Cryptozoology, BioForteana, Zoological Oddities, Unusual Natural History

Marketing Cryptozoology Books

There are several methods for marketing CZ books:

  • Personal marketing
  • Community marketing
  • Reviews
  • External markets

Certainly, you should start with the minimum of a simple website for the book, or at least a page on it if you already have a site dedicated to cryptozoology. Inexpensive hosting services by GoDaddy and others allow you to quickly put up information about the book (description, contents, excerpts, cover image, etc.). How much you want to put up about yourself is up to you; some authors prefer to focus on the books, others essentially "brand" themselves to create more impetus for their audience to pick up further books. As an author, too, don't forget to take advantage of Amazon.com's various marketing programs on their own site. They are offering a number of opportunities for authors to communicate with readers.

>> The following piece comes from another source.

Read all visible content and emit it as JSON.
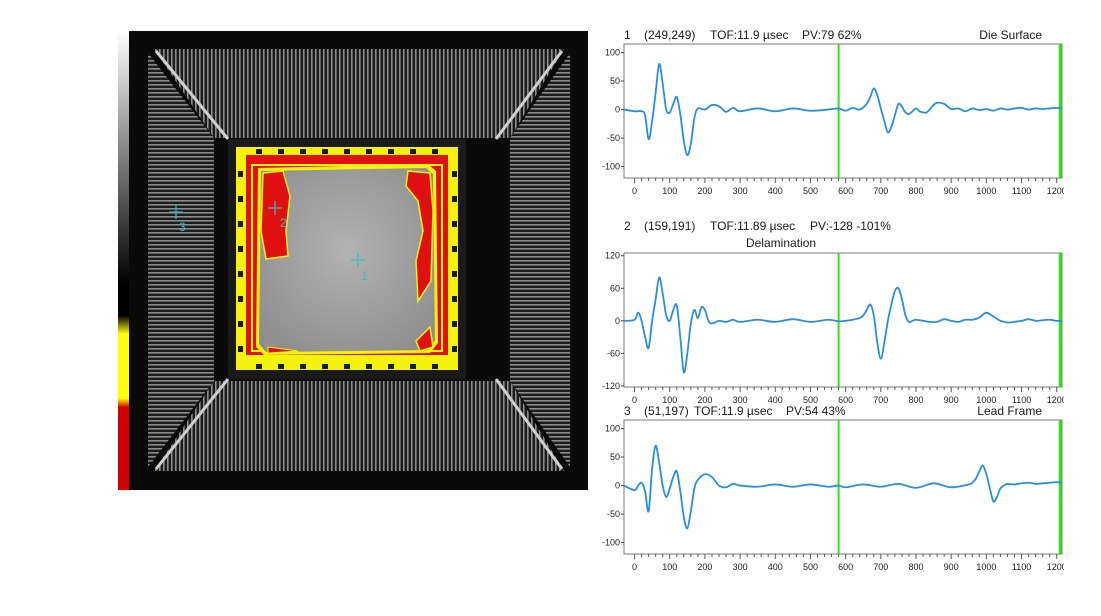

Community marketing is that marketing which focuses on those already interested in cryptozoology: the primary audience for non-fiction cryptozoology books. (Cryptofiction is a bit different, as the community can also incorporate science fiction readers in general.) Communication with this audience can take place online (blogs, forums, email discussion lists), through society newsletters, topical magazines, and in person (at cryptozoology conferences and other events). Whether through advertising, writing articles, speaking, or however, you are sparking interest in your subject of interest, and hopefully people will find it interesting enough to check out your work. Sending out a "press release" to various site-owners and list-owners is simple enough with email now.

Typically, review copies should be obtained as soon as possible to send out to cryptozoology publications. Unfortunately, the number of publications that review such books is steadily dwindling. I typically send books at least to the British Columbia Scientific Cryptozoology Club for their newsletter, and Fortean Times. There are a few other magazines of a paranormal bent that review CZ material. Strange Magazine and Anomalist.com may or may not still accept review copies. Depending on the subject, you may find other markets outside cryptozoology that might consider reviewing the book. The "big" review publications typically don't review POD books, or most other self-published books, so you'll have to look for specialized reviewers.

It might be worth a shot (no guarantee) to advertise your book in other markets, depending on the subject. I'd be interested in knowing, for example, whether advertising a Bigfoot book in a hunting/fishing/outdoors publication garners any interest. Think of possible related topics and check to see if there are magazines in that field; some might be interested in a review copy.